Sensors provide precise readings, which means that you’ll know when the pH level of the water shifts from 7.3 to 7.1. Even though this change is small, it could point towards your water being polluted for some reason, which gives you the perfect opportunity to improve the quality of the water without needing to take drastic measures. If you don’t measure the TDS concentration and pH levels on a regular basis, anyone in your home or facility may be using acidic water without even knowing it.
Acidic water is harmful for any number of reasons. When contaminated water is used in a boiler or cooling tower, high TDS concentrations may bring about fouling and scale development in the system, which can reduce efficiency and waste an ample sum of money. As for drinking water, high TDS levels can be unhealthy for anyone who consumes the water. If the total dissolved solids are mainly comprised of heavy metals, anyone who drinks the water could experience a shortness of breath, abdominal pain, diarrhea, nausea, and even organ damage.

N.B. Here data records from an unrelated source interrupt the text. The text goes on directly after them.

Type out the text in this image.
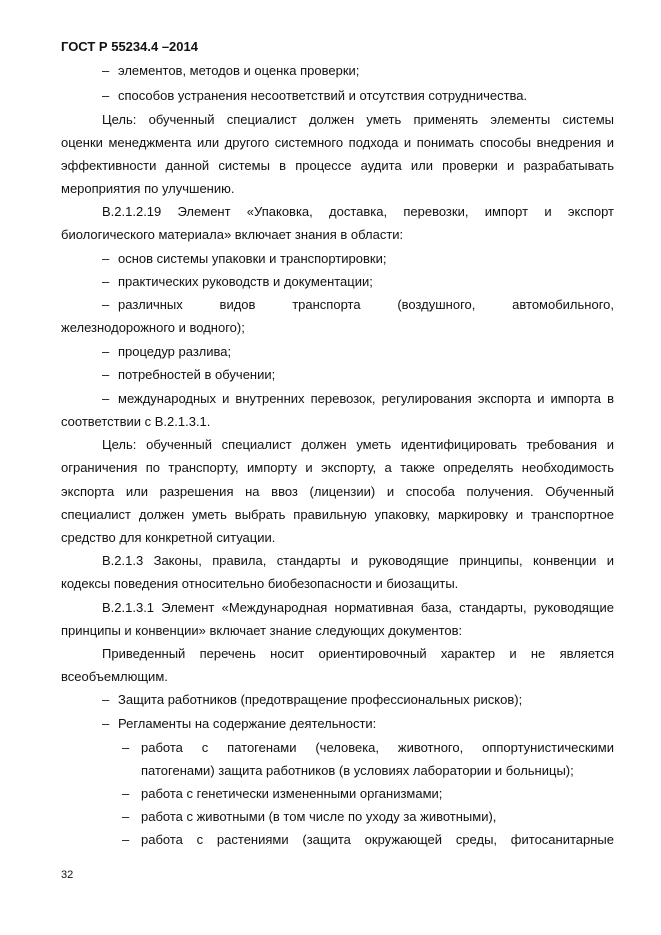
ГОСТ Р 55234.4 –2014
– элементов, методов и оценка проверки;
– способов устранения несоответствий и отсутствия сотрудничества.
Цель: обученный специалист должен уметь применять элементы системы
оценки менеджмента или другого системного подхода и понимать способы внедрения и
эффективности данной системы в процессе аудита или проверки и разрабатывать
мероприятия по улучшению.
В.2.1.2.19 Элемент «Упаковка, доставка, перевозки, импорт и экспорт
биологического материала» включает знания в области:
– основ системы упаковки и транспортировки;
– практических руководств и документации;
– различных видов транспорта (воздушного, автомобильного,
железнодорожного и водного);
– процедур разлива;
– потребностей в обучении;
– международных и внутренних перевозок, регулирования экспорта и импорта в
соответствии с В.2.1.3.1.
Цель: обученный специалист должен уметь идентифицировать требования и
ограничения по транспорту, импорту и экспорту, а также определять необходимость
экспорта или разрешения на ввоз (лицензии) и способа получения. Обученный
специалист должен уметь выбрать правильную упаковку, маркировку и транспортное
средство для конкретной ситуации.
В.2.1.3 Законы, правила, стандарты и руководящие принципы, конвенции и
кодексы поведения относительно биобезопасности и биозащиты.
В.2.1.3.1 Элемент «Международная нормативная база, стандарты, руководящие
принципы и конвенции» включает знание следующих документов:
Приведенный перечень носит ориентировочный характер и не является
всеобъемлющим.
– Защита работников (предотвращение профессиональных рисков);
– Регламенты на содержание деятельности:
– работа с патогенами (человека, животного, оппортунистическими
патогенами) защита работников (в условиях лаборатории и больницы);
– работа с генетически измененными организмами;
– работа с животными (в том числе по уходу за животными),
– работа с растениями (защита окружающей среды, фитосанитарные
32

Measuring TDS Levels In Your Water
Different guidelines have been used to dictate what TDS levels should be for human consumption. In high-quality drinking water, TDS levels should be at 300 mg/L or less. If the readings come in at between 300-600 mg/L, the water quality would be good. Anything between 600-900 is considered to be poor, while any readings that come in over 1,200 mg/L are believed to be unacceptable for drinking water. Keep in mind that TDS can also be measured in ppm or parts per million. TDS concentrations and pH levels are both considered when assessing the quality of water.
In the U.S., the EPA states that TDS is a secondary standard, which makes it a voluntary guidelines when determining the quality of drinking water. The reason that total dissolved solids are used as a secondary standard by the EPA is because TDS levels more often affect the aesthetic characteristics of water. The contaminants that make up total dissolved solids are considered to be ionized contaminants, which also include zinc, copper, manganese, and iron.
The two things that elevated TDS levels indicate include:
- Aesthetic problems with the water – The odor and taste could be affected by differing TDS concentrations
- Nuisance problems with the water – High TDS levels could indicate that high amounts of toxic metals like copper can be found in the water, which may be considered health hazards
Sensorex Products to Measure Total Dissolved Solids
There are three distinct Sensorex products that you can use to measure total dissolved solids, which include:
- SensoLab Total Dissolved Solids Benchtop Kit – This kit gives you everything you need to measure the TDS and conductivity of water. Along with the CM1000 conductivity meter, the kit also includes a measurement scale for your samples.
- SensoLab Total Dissolved Solids Meter – This meter is ideal for measuring the conductivity or TDS of laboratory samples. The inclusion of four cell constants allows you to measure a wide range of different samples for precise readings.
- Sensorex Contacting Conductivity Sensor – This potent conductivity and TDS sensor is outfitted with multiple cell constants, the ability to increase pressure and temperature ratings, and multiple options for insertion lengths.
No matter what kind of sample you want to measure, TDS and conductivity sensors will allow you to obtain accurate readings that can help you determine the quality of water and take the appropriate measures. If the readings are too low, you’ll know that the water is acidic and needs to be filtered.